The incorporation of living-off-the-land tactics through the full spectrum of cyber espionage, influence, and attack operations represents a fundamental shift in cyber competition and conflict. From the perspective of our adversaries, it is a conscious adaptation to overcome the constraints of the malware-centric era of cyber operations. In other words, these new operations provide a way to achieve speed, scale, and stealth simultaneously across campaigns of linked cyber operations that span months if not years.

As research from Gabby Roncone and I showcased, this flexible approach to cyber operations has been central to the Russian military’s ability to keep pace with the demands of its war in Ukraine. Other states are following suit. US cyber authorities and Microsoft warned in May 2023 that suspected Chinese military operators known as Volt Typhoon are using the same tactics to target sensitive critical infrastructure, possibly in preparation for a future conflict. Wider surveys of the threat landscape continue to reveal widespread adoption of these cheaper, faster, and hard-to-detect methods by government-backed hackers seeking political and military advantage.

An unwelcome paradigm shift

Sandworm’s latest grid attack is a watershed moment. It has bucked expectations of a future defined by increasingly tailored malware and has shown that quicker, stealthier, and more generic living-off-the-land methods are better suited for a wartime environment. Most concerningly, the attack method used is flexible and could affect critical infrastructure globally, such as seaports, railways, airports, hospitals, and other power grids that use the same MicroSCADA software. Efforts to build detections and harden systems against this class of attack are of paramount importance.
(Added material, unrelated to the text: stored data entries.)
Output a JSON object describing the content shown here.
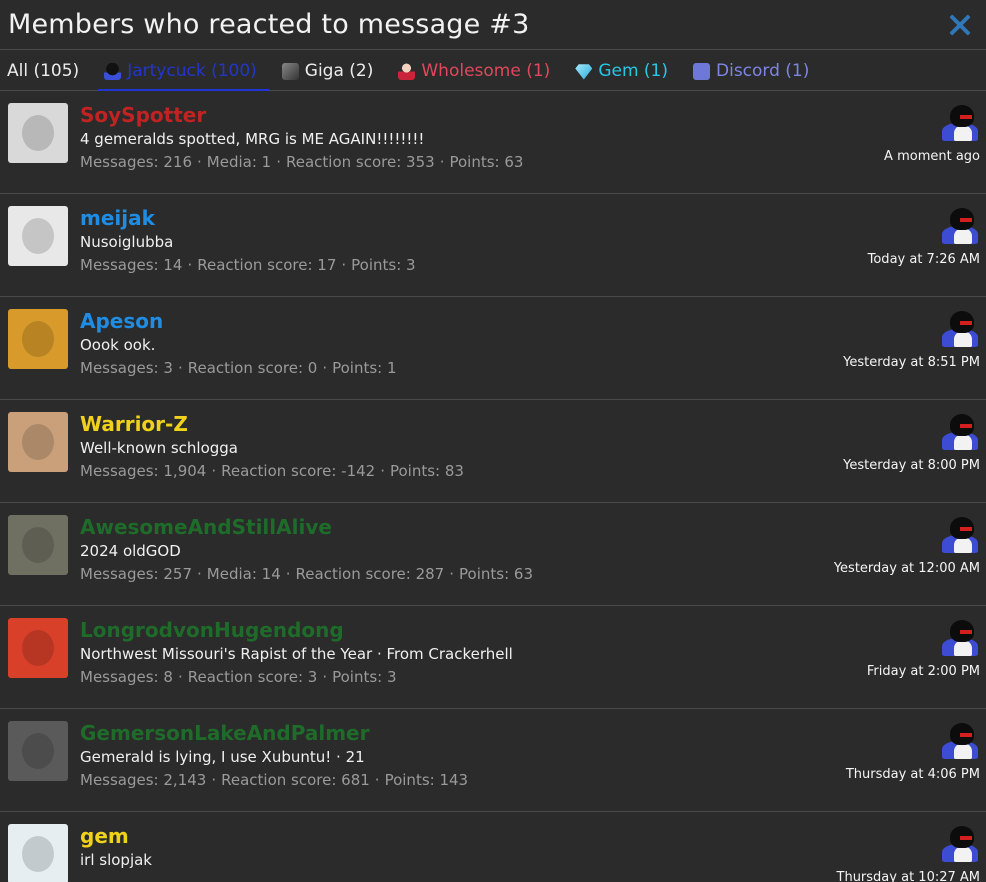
{
  "dialog": {
    "title": "Members who reacted to message #3"
  },
  "tabs": [
    {
      "label": "All (105)",
      "icon": null
    },
    {
      "label": "Jartycuck (100)",
      "icon": "penguin-icon"
    },
    {
      "label": "Giga (2)",
      "icon": "giga-icon"
    },
    {
      "label": "Wholesome (1)",
      "icon": "wholesome-icon"
    },
    {
      "label": "Gem (1)",
      "icon": "gem-icon"
    },
    {
      "label": "Discord (1)",
      "icon": "discord-icon"
    }
  ],
  "members": [
    {
      "username": "SoySpotter",
      "name_color": "#c12323",
      "avatar_color": "#d9d9d9",
      "tagline": "4 gemeralds spotted, MRG is ME AGAIN!!!!!!!!",
      "stats": [
        "Messages: 216",
        "Media: 1",
        "Reaction score: 353",
        "Points: 63"
      ],
      "time": "A moment ago"
    },
    {
      "username": "meijak",
      "name_color": "#1f8de3",
      "avatar_color": "#e8e8e8",
      "tagline": "Nusoiglubba",
      "stats": [
        "Messages: 14",
        "Reaction score: 17",
        "Points: 3"
      ],
      "time": "Today at 7:26 AM"
    },
    {
      "username": "Apeson",
      "name_color": "#1f8de3",
      "avatar_color": "#d89a2a",
      "tagline": "Oook ook.",
      "stats": [
        "Messages: 3",
        "Reaction score: 0",
        "Points: 1"
      ],
      "time": "Yesterday at 8:51 PM"
    },
    {
      "username": "Warrior-Z",
      "name_color": "#f0d21a",
      "avatar_color": "#c9a07a",
      "tagline": "Well-known schlogga",
      "stats": [
        "Messages: 1,904",
        "Reaction score: -142",
        "Points: 83"
      ],
      "time": "Yesterday at 8:00 PM"
    },
    {
      "username": "AwesomeAndStillAlive",
      "name_color": "#1e6b2a",
      "avatar_color": "#6f6f62",
      "tagline": "2024 oldGOD",
      "stats": [
        "Messages: 257",
        "Media: 14",
        "Reaction score: 287",
        "Points: 63"
      ],
      "time": "Yesterday at 12:00 AM"
    },
    {
      "username": "LongrodvonHugendong",
      "name_color": "#1e6b2a",
      "avatar_color": "#d8402a",
      "tagline": "Northwest Missouri's Rapist of the Year · From Crackerhell",
      "stats": [
        "Messages: 8",
        "Reaction score: 3",
        "Points: 3"
      ],
      "time": "Friday at 2:00 PM"
    },
    {
      "username": "GemersonLakeAndPalmer",
      "name_color": "#1e6b2a",
      "avatar_color": "#5a5a5a",
      "tagline": "Gemerald is lying, I use Xubuntu! · 21",
      "stats": [
        "Messages: 2,143",
        "Reaction score: 681",
        "Points: 143"
      ],
      "time": "Thursday at 4:06 PM"
    },
    {
      "username": "gem",
      "name_color": "#f0d21a",
      "avatar_color": "#e6eef2",
      "tagline": "irl slopjak",
      "stats": [],
      "time": "Thursday at 10:27 AM"
    }
  ],
  "reaction_icon": "penguin-reaction-icon"
}
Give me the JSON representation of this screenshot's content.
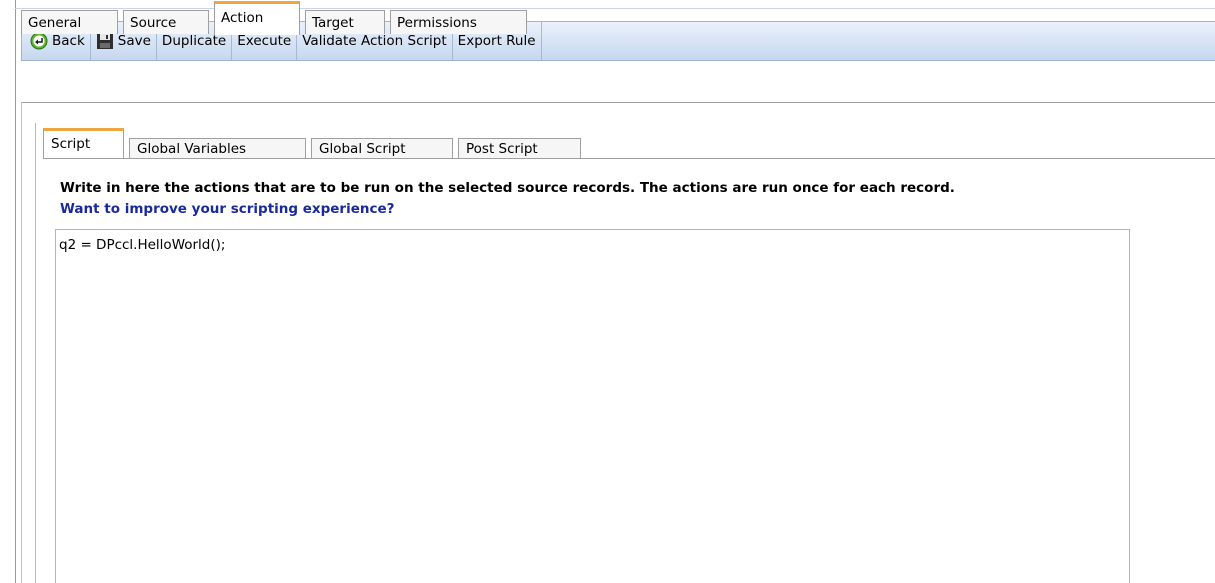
{
  "toolbar": {
    "back": "Back",
    "save": "Save",
    "duplicate": "Duplicate",
    "execute": "Execute",
    "validate": "Validate Action Script",
    "export": "Export Rule"
  },
  "tabs": [
    "General",
    "Source",
    "Action",
    "Target",
    "Permissions"
  ],
  "active_tab": "Action",
  "inner_tabs": [
    "Script",
    "Global Variables",
    "Global Script",
    "Post Script"
  ],
  "active_inner_tab": "Script",
  "description": "Write in here the actions that are to be run on the selected source records. The actions are run once for each record.",
  "improve_link": "Want to improve your scripting experience?",
  "script_text": "q2 = DPccl.HelloWorld();",
  "colors": {
    "toolbar_top": "#eaf1fb",
    "toolbar_bottom": "#c6d7ef",
    "active_tab_accent": "#f0a640",
    "link": "#1a2a9a"
  },
  "icons": {
    "back": "back-arrow-circle-icon",
    "save": "floppy-disk-icon"
  }
}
Stepping back, this attack defies assumptions about cyber conflict. Prevailing theories have overstated the resource and time constraints for readying cyberattacks and have failed to wrestle with the implications of the changed operating environment. Russia and others are rapidly innovating and will almost certainly continue refining their existing cyber-physical attack programmes to capitalise on this generic, fast-paced concept of operations that can be relied upon on short notice.

Russia’s latest attack is a crucial warning to recalibrate our thinking about the character and role of cyber operations in future crises or conflicts. Existing theories must come to terms with the significant changes that have occurred over the past half-decade, culminating in Sandworm’s latest combination of living-off-the-land techniques with physical effects on critical infrastructure. Otherwise, policymakers and military planners risk being unprepared for the cyberattacks most likely to occur today.